Wednesday 20 January 2016

Unquenchable Hunger

     In a healthy society, individuals are appropriately nurtured in their formative years to know that excessive: working, shopping, drinking, gambling, sex, etc cannot provide the profound peace & happiness that we all seek. See: http://jglovas.wix.com/awarenessnow#!Seeking-Authenticity/c17jj/569e31530cf2d42376d4d8f6
     Our society is far from healthy, desperately lacking nurturing supports, and actively promoting every form of unhealthy excess. On the excellent radio program "Ideas", Alan Lightman pointed out one of the causes of excessive shopping in our society:

     “More work is required to pay for more consumption fuelled by more production in an endless, vicious cycle. 
     And what is it that we are consuming so voraciously? What impels us to work faster and longer hours, even in the face of higher efficiency? What are these burning material needs, when Americans have become wealthier and wealthier, more than doubling their real income per person in the last 50 years? 
     One of the methods of capitalism is to create demand for its product, even when that demand did not previously exist. I was astonished to read this aim so unabashedly spelled out by Charles Kettering, a major inventor and general of GM Research Labs. In 1929, at the beginning of the automobile industry in the United States, Mr. Kettering wrote in Nation’s Business Magazine that business must create ‘a dissatisfied consumer’ and ‘keep the consumer dissatisfied.’ A more recent example of the same idea was voiced by the economist John Kenneth Galbraith, as he surveyed the future of capitalism in an ever wealthier America. In his book The Affluent Society, in 1984, Galbraith writes that, in modern America, production will have to ‘create the wants it seeks to satisfy.’ In short, a large part of our consumption is what we are told to consume, told that we need, and the cycle continues.” 
       Alan Lightman. "The World is Too Much With Me: Finding Private Space in a Wired World." Second Annual Hart House Lecture, University of Toronto, aired on the CBC Radio program Ideas, April 18, 2002. www.cbc.ca/ideas



Tuesday 12 January 2016

Experts Trying to Hide Deficiencies

     Health-care professionals strive mightily to become competent, then proudly display their competence - hence the popularity of specialization & sub-specialization. The more minutely specialized one's area of training, the more sought-after are one's services, and the less one is subject to criticism from patients & colleagues.
     Of course the more time & effort expended in gaining specialized competence, the less time & effort remains to acquire general life skills. As a result, most of us haven't lead a balanced life since we were kids. Physical exercise, sleep & nutrition are not the only areas in which we're deficient. See: http://healthyhealers.blogspot.ca/search?q=maturation
     Because we become so tightly identified with the persona of "the one who knows", we become increasingly sensitive about our ignorance of the many life-skills we've ignored.
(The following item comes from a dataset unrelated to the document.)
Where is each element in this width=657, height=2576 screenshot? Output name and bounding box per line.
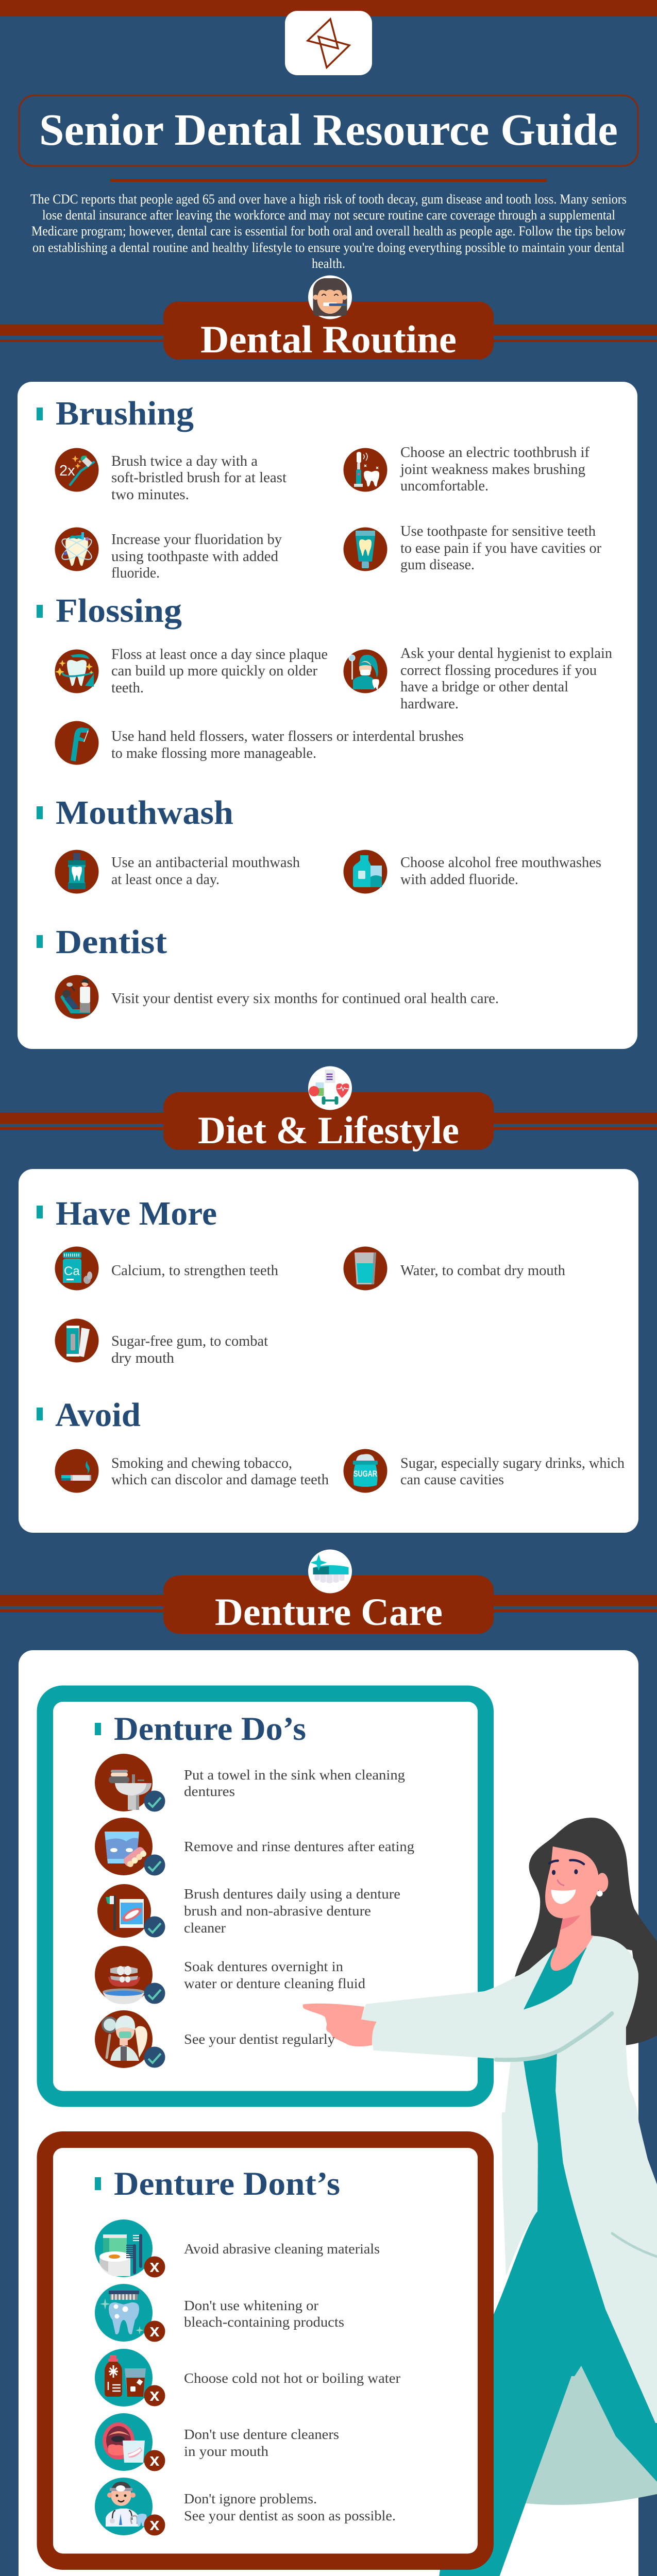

This is problematic of course, not only in our family & social life, but also professionally.
     Defensiveness of our ignorance about subjects outside of our specialized area is often manifested as swaggering condemnation of basically anything outside of our own sub-specialty - the humanities, mental-health, social work, nursing, physiotherapy, spirituality, etc - are all targets. See: http://healthyhealers.blogspot.ca/2012/07/soft-skills-undervalued.html
     Since such attitudes are politically incorrect, the condemnation happens behind closed doors - the "hidden curriculum" - it's toxic effects are part of professional socialization. See: http://healthyhealers.blogspot.ca/search?q=hidden+curriculum

     Fear of our own ignorance, hubris, and our unwillingness to step-up to acquire competence in practical wisdom, condemns too many of us to become grumbling backroom cynics - "nattering nabobs of negativity." Surely health-care professionals can rise above that!